Il se reprocha ce semblant d'ingratitude, et voulut ramener ses pensées vers la jeune fille..., mais l'effort était trop pénible.
--Je ne puis cependant pas se dit-il, laisser ce portrait à cette place! Marianne aurait le droit d'en être choquée.
Après avoir hésité un moment, il prit le cadre d'ébène, l'essuya et le mit sur le secrétaire, la face contre le marbre, afin de le ranger sur le champ; mais il n'avait pas ses clefs sur lui; il remit ce soin au lendemain, et passa dans sa chambre à coucher.
La, le visage de Marianne, décolletée et couronnée de liserons, lui souriait dans son cadre doré, sur la table auprès de son lit. Il le prit, et posa ses lèvres sur l'image souriante.
--A demain, ma femme, dit-il en souriant.
A peine était-il couché, qu'il crut entendre un léger bruit dans la pièce voisine. Il appela; mais nul ne répondant, il crut s'être trompé.
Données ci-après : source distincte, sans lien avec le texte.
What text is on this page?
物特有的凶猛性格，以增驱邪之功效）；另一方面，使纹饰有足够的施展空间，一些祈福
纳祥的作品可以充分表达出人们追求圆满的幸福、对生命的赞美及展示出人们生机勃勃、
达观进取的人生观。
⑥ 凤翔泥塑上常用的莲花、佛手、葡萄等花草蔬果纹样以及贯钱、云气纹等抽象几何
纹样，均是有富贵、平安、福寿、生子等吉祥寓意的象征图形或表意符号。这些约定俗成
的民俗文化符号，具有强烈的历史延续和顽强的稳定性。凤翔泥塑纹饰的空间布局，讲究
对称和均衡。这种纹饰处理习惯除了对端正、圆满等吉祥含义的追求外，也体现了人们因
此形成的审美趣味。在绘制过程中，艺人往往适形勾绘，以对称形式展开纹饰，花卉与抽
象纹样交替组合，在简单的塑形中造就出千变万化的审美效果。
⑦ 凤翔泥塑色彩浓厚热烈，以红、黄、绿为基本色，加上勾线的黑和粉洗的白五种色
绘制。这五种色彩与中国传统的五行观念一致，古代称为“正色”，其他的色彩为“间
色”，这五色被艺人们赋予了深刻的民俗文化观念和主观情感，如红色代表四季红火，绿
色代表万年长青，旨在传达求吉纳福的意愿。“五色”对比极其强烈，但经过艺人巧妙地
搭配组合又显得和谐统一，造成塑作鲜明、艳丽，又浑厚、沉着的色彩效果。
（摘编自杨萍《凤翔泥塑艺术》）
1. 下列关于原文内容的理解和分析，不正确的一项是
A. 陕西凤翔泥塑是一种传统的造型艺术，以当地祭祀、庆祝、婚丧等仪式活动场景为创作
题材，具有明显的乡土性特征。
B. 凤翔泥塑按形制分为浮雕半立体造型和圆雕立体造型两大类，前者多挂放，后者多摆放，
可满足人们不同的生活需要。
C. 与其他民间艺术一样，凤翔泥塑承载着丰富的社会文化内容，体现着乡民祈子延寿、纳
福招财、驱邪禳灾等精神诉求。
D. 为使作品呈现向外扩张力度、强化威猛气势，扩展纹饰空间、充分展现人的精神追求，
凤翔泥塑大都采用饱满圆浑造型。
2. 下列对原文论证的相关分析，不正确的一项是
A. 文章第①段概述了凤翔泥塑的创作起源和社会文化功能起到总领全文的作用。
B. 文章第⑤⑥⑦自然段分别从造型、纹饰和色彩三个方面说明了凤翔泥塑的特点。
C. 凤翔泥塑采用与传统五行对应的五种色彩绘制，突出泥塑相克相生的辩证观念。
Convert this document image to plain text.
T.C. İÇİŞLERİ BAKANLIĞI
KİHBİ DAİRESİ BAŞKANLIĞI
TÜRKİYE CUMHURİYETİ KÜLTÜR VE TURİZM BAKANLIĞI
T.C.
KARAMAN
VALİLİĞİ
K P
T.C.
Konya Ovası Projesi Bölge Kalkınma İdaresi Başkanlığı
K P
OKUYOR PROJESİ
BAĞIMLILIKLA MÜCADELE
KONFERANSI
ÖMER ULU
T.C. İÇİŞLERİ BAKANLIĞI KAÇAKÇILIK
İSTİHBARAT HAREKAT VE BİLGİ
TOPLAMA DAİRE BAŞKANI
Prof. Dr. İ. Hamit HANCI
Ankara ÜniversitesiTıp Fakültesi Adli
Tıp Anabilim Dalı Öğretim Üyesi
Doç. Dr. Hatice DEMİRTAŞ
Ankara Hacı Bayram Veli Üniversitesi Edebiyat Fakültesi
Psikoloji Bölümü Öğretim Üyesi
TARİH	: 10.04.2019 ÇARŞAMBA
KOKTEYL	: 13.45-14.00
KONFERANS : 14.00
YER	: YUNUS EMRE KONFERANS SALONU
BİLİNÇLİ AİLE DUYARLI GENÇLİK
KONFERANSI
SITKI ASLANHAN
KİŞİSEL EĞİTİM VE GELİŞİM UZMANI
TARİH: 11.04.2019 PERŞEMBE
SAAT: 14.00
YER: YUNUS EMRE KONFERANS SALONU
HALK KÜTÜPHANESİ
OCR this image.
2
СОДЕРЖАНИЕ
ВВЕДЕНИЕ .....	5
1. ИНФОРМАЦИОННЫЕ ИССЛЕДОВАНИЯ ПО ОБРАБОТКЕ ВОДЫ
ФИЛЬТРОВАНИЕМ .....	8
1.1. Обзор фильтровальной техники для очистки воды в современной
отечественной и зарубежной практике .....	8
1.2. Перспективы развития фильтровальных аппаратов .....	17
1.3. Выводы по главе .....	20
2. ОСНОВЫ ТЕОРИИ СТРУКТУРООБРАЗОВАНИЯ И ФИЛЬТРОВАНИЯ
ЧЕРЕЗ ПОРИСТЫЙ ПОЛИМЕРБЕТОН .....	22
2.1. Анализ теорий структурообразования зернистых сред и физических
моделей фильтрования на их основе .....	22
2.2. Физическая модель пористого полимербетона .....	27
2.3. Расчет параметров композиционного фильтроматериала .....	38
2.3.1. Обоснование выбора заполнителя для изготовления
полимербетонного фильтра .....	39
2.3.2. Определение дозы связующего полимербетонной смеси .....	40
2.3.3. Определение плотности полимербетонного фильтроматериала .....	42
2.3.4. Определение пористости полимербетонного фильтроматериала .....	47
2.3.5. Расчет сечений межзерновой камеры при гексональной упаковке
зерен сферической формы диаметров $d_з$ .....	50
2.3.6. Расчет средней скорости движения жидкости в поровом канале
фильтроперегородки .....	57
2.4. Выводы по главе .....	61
Le lendemain, cependant, quand il chercha le portrait d'Antonine, il ne le trouva point. Dournof voulait s'en informer à la Niania, mais cette journée était si courte, pour tout ce qu'il fallait faire, que le moment favorable ne se trouva point.
Le soir venu, après un mariage splendide, célébré à la chapelle du ministère, Dournof emmena chez lui sa jeune épouse, éblouissante de joie et de beauté.
L'appartement, somptueusement éclairé, plein de fleurs, lui parut charmant. Le jeune homme ne pouvait en croire ses yeux, en voyant traîner sur le tapis de son cabinet la jupe de soie blanche, semée de fleurs d'oranger, qui se drapait autour de Marianne.
Il lui présenta sa maison. La Niania, toujours sévère, avait quitté le deuil par circonstance. Elle salua profondément sa nouvelle maîtresse, qui lui mit amicalement la main sur l'épaule, en la complimentant. Après quoi, les domestiques furent congédiés, et Dournof entraîna sa femme dans leur appartement spécial.
Quand les battants de la chambre nuptiale se furent refermés sur eux, la Niania regarda quelque temps cette porte, voilée par de grands rideaux sombres, puis, secouant la tête, elle alla chercher le portrait d'Antonine, qu'elle avait caché derrière de vieux cartons, et le mit sur le bureau.
--Pardonne, toi qui es au ciel, dit elle, pardonne! Quand il sera malheureux, c'est à toi qu'il reviendra.. Sainte martyre, pardonne à l'homme faible, qu'une femme a ensorcelé.
Elle baisa le portrait, le remit dans sa cachette, éteignit les bougies et se retira.